Finalist 2023-24
a.k. payne
Play: LOVE I AWETHU FURTHER
Synopsis: Callie been dreaming bout three days in which they may call up who they be beyond Mistress’ language, box, tomb and barrel, to dream beyond Mistress’ “woman.” From her plans drawn out between tobacco rows, come a collective: her twin, her friends, her nameless mother and ancestor. In this adaptation of Julius Caesar, seven plan a revolt in the Antebellum South.
Cast Breakdown: in case this needs to be clarified, “wide range” means...
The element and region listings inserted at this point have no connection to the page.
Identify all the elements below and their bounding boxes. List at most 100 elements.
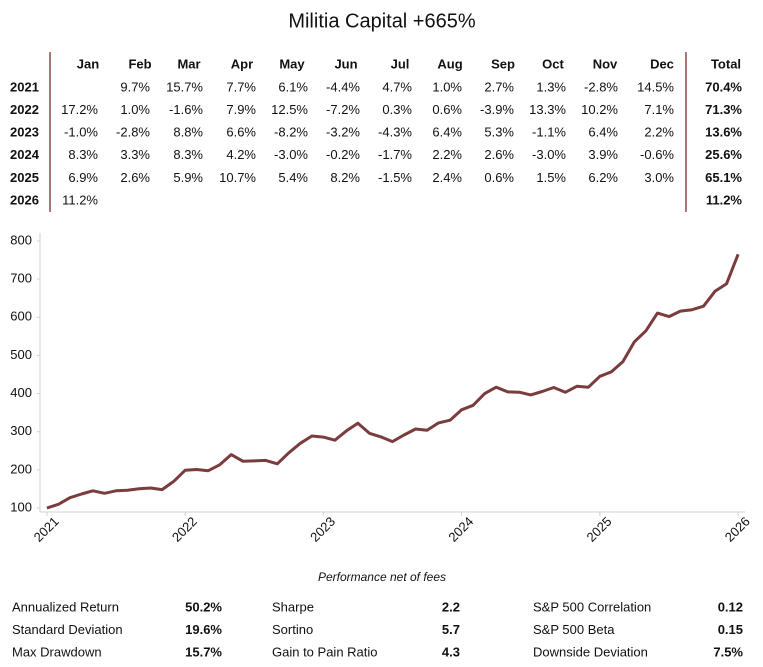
- stat-label: Standard Deviation: [12, 622, 123, 637]
- y-tick-label: 500: [10, 347, 32, 362]
- cell: 0.6%: [432, 102, 462, 117]
- stat-value: 0.12: [718, 599, 743, 614]
- column-header: Mar: [177, 56, 200, 71]
- column-header: Jan: [77, 56, 99, 71]
- x-tick-label: 2023: [307, 514, 338, 545]
- cell: 2.6%: [120, 170, 150, 185]
- cell: 0.3%: [382, 102, 412, 117]
- row-year: 2022: [10, 102, 39, 117]
- row-total: 71.3%: [705, 102, 742, 117]
- cell: 5.3%: [484, 125, 514, 140]
- line: [46, 253, 740, 510]
- column-header: Jul: [391, 56, 410, 71]
- cell: 10.2%: [581, 102, 618, 117]
- stat-value: 2.2: [442, 599, 460, 614]
- column-header: Apr: [231, 56, 253, 71]
- y-tick-label: 800: [10, 232, 32, 247]
- cell: 0.6%: [484, 170, 514, 185]
- cell: 8.2%: [330, 170, 360, 185]
- column-header: Sep: [491, 56, 515, 71]
- cell: -3.0%: [274, 147, 308, 162]
- x-tick-label: 2025: [584, 514, 615, 545]
- row-total: 13.6%: [705, 125, 742, 140]
- cell: 8.8%: [173, 125, 203, 140]
- cell: 12.5%: [271, 102, 308, 117]
- stat-value: 0.15: [718, 622, 743, 637]
- column-header: Dec: [650, 56, 674, 71]
- cell: 4.7%: [382, 79, 412, 94]
- cell: -3.0%: [532, 147, 566, 162]
- cell: -2.8%: [116, 125, 150, 140]
- stat-label: Downside Deviation: [533, 644, 648, 659]
- cell: 14.5%: [637, 79, 674, 94]
- column-header: Jun: [334, 56, 357, 71]
- stat-label: S&P 500 Beta: [533, 622, 615, 637]
- stats-subtitle: Performance net of fees: [318, 570, 446, 584]
- cell: 3.0%: [644, 170, 674, 185]
- cell: 6.4%: [588, 125, 618, 140]
- y-tick-label: 400: [10, 385, 32, 400]
- cell: -7.2%: [326, 102, 360, 117]
- cell: 7.9%: [226, 102, 256, 117]
- cell: 2.2%: [644, 125, 674, 140]
- cell: 3.3%: [120, 147, 150, 162]
- stat-label: Max Drawdown: [12, 644, 102, 659]
- y-tick-label: 200: [10, 461, 32, 476]
- cell: -8.2%: [274, 125, 308, 140]
- row-year: 2026: [10, 192, 39, 207]
- cell: 6.1%: [278, 79, 308, 94]
- cell: 6.2%: [588, 170, 618, 185]
- cell: 6.6%: [226, 125, 256, 140]
- cell: -3.9%: [480, 102, 514, 117]
- stat-value: 5.7: [442, 622, 460, 637]
- stat-label: Sharpe: [272, 599, 314, 614]
- row-total: 70.4%: [705, 79, 742, 94]
- column-header: May: [279, 56, 305, 71]
- cell: -4.4%: [326, 79, 360, 94]
- cell: 5.9%: [173, 170, 203, 185]
- cell: 2.4%: [432, 170, 462, 185]
- cell: 10.7%: [219, 170, 256, 185]
- x-tick-label: 2024: [445, 514, 476, 545]
- row-year: 2021: [10, 79, 39, 94]
- row-total: 11.2%: [706, 192, 743, 207]
- cell: -1.1%: [532, 125, 566, 140]
- cell: 8.3%: [68, 147, 98, 162]
- stat-label: Sortino: [272, 622, 313, 637]
- cell: -1.0%: [64, 125, 98, 140]
- x-tick-label: 2021: [31, 514, 62, 545]
- cell: 1.0%: [432, 79, 462, 94]
- row-total: 65.1%: [705, 170, 742, 185]
- cell: -1.6%: [169, 102, 203, 117]
- x-tick-label: 2026: [722, 514, 753, 545]
- cell: 1.0%: [120, 102, 150, 117]
- cell: 6.4%: [432, 125, 462, 140]
- cell: 4.2%: [226, 147, 256, 162]
- cell: 17.2%: [61, 102, 98, 117]
- cell: 15.7%: [166, 79, 203, 94]
- stat-value: 15.7%: [185, 644, 222, 659]
- stat-label: Gain to Pain Ratio: [272, 644, 378, 659]
- stat-label: Annualized Return: [12, 599, 119, 614]
- y-tick-label: 600: [10, 309, 32, 324]
- cell: -0.6%: [640, 147, 674, 162]
- cell: 9.7%: [120, 79, 150, 94]
- column-header: Aug: [437, 56, 462, 71]
- cell: -0.2%: [326, 147, 360, 162]
- stat-value: 50.2%: [185, 599, 222, 614]
- row-year: 2023: [10, 125, 39, 140]
- title: Militia Capital +665%: [288, 10, 476, 32]
- column-header: Feb: [128, 56, 151, 71]
- cell: -2.8%: [584, 79, 618, 94]
- row-year: 2025: [10, 170, 39, 185]
- cell: 7.1%: [644, 102, 674, 117]
- row-year: 2024: [10, 147, 40, 162]
- cell: 11.2%: [62, 192, 98, 207]
- cell: 2.2%: [432, 147, 462, 162]
- y-tick-label: 700: [10, 271, 32, 286]
- column-header: Oct: [542, 56, 564, 71]
- cell: -1.5%: [378, 170, 412, 185]
- cell: -4.3%: [378, 125, 412, 140]
- y-tick-label: 100: [10, 499, 32, 514]
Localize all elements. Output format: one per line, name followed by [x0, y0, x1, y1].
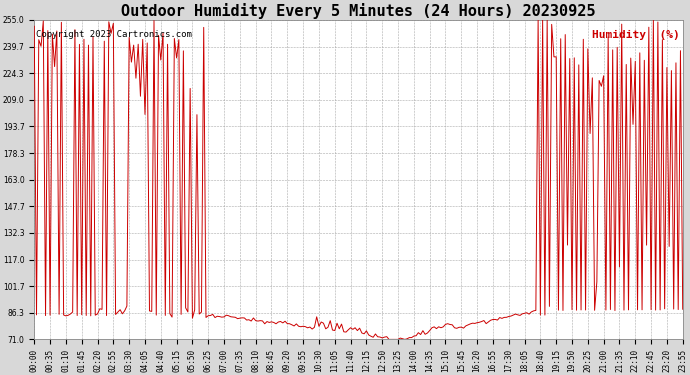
Text: Humidity  (%): Humidity (%) [592, 30, 680, 39]
Title: Outdoor Humidity Every 5 Minutes (24 Hours) 20230925: Outdoor Humidity Every 5 Minutes (24 Hou… [121, 3, 595, 19]
Text: Copyright 2023 Cartronics.com: Copyright 2023 Cartronics.com [36, 30, 191, 39]
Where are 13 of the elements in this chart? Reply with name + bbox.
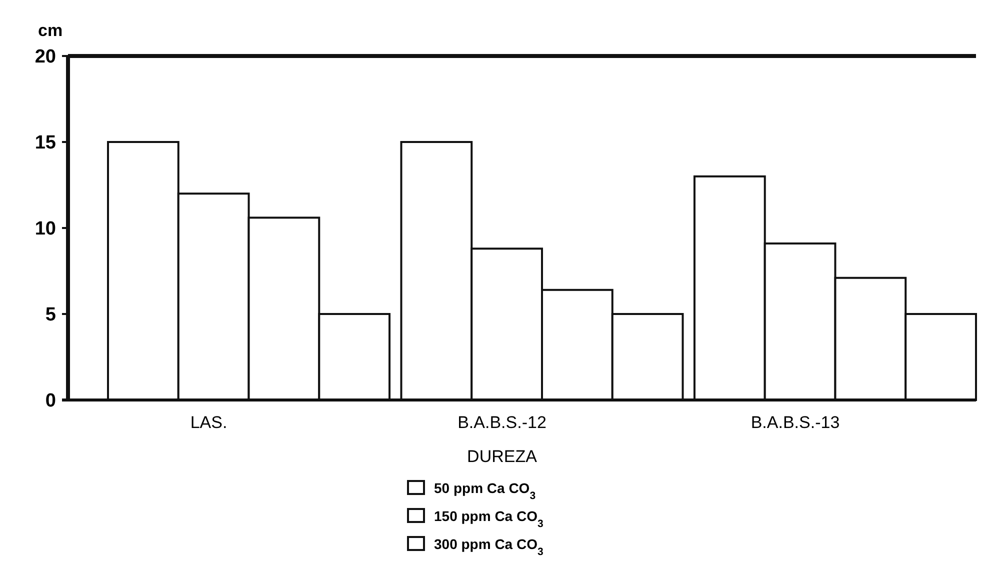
y-tick-label: 5 xyxy=(45,304,56,326)
y-tick-label: 10 xyxy=(34,218,56,240)
y-tick-label: 20 xyxy=(34,46,56,68)
x-tick-label: B.A.B.S.-12 xyxy=(458,413,546,432)
y-tick-label: 15 xyxy=(34,132,56,154)
x-axis-title: DUREZA xyxy=(467,447,538,466)
x-tick-label: B.A.B.S.-13 xyxy=(750,413,840,432)
y-tick-label: 0 xyxy=(45,390,56,412)
y-axis-title: cm xyxy=(38,21,63,40)
x-tick-label: LAS. xyxy=(190,413,228,432)
legend-label: 300 ppm Ca CO$_{3}$ xyxy=(434,536,544,558)
legend-label: 150 ppm Ca CO$_{3}$ xyxy=(434,508,544,530)
legend-label: 50 ppm Ca CO$_{3}$ xyxy=(434,480,536,502)
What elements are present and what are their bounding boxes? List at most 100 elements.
Set/Costume Requirements: Antebellum, something like Virginia what characters wear Three Cabins—Callie’s, Portia’s and Awethu’s The church house & The Mistress’ House
Website: www.akpayne.com/ , https://newplayexchange.org/users/63039/ak-payne
Agent: Jamie Kaye-Phillips, Paradigm Talent Agency, jkayephillips@paradigmagency.com
Bio: a.k. payne (she/they) is a playwright, artist-theorist, and theatermaker with roots in Pittsburgh, Pennsylvania. Their plays love on and engage the interdependencies of Black pasts, presents and futures and seek to find/remember language that might move us towards our collective liberation(s). They hold a B.A. in English and African-American Studies from Yale College and an MFA in Playwriting under Tarell Alvin McCraney from fka Yale School of Drama. Their work has been a finalist for the L. Arnold Weissberger New Play Award and the Susan Smith Blackburn Prize. She is the current recipient of the Van Lier New Voices Fellowship, National Black Theatre’s I AM SOUL Playwrights Residency, the Kemp Powers Commission Fund for Black Playwrights and Atlantic Theater Company's Judith Champion Launch Commission. Their work has been developed with the National Playwrights Conference, The New Harmony Project, Great Plains Theater Conference, and Manhattan Theater Club's "Groundworks Lab." Their play Furlough's Paradise will have its World Premiere at Alliance Theatre, January 31-March 3, 2024. They are a proud graduate of Pittsburgh Public Schools; grandchild of the Great Migration; descendant of a music teacher and a carpenter, who both march every year with their unions in Pittsburgh’s Labor Day parade; a queer & non-binary abolitionist affected in community by the ‘New Jim Crow;” and of a great lineage of Black women storytellers and living-room archivists; all of which deeply informs, uplifts and amplifies their work as a playwright, community organizer and spacemaker.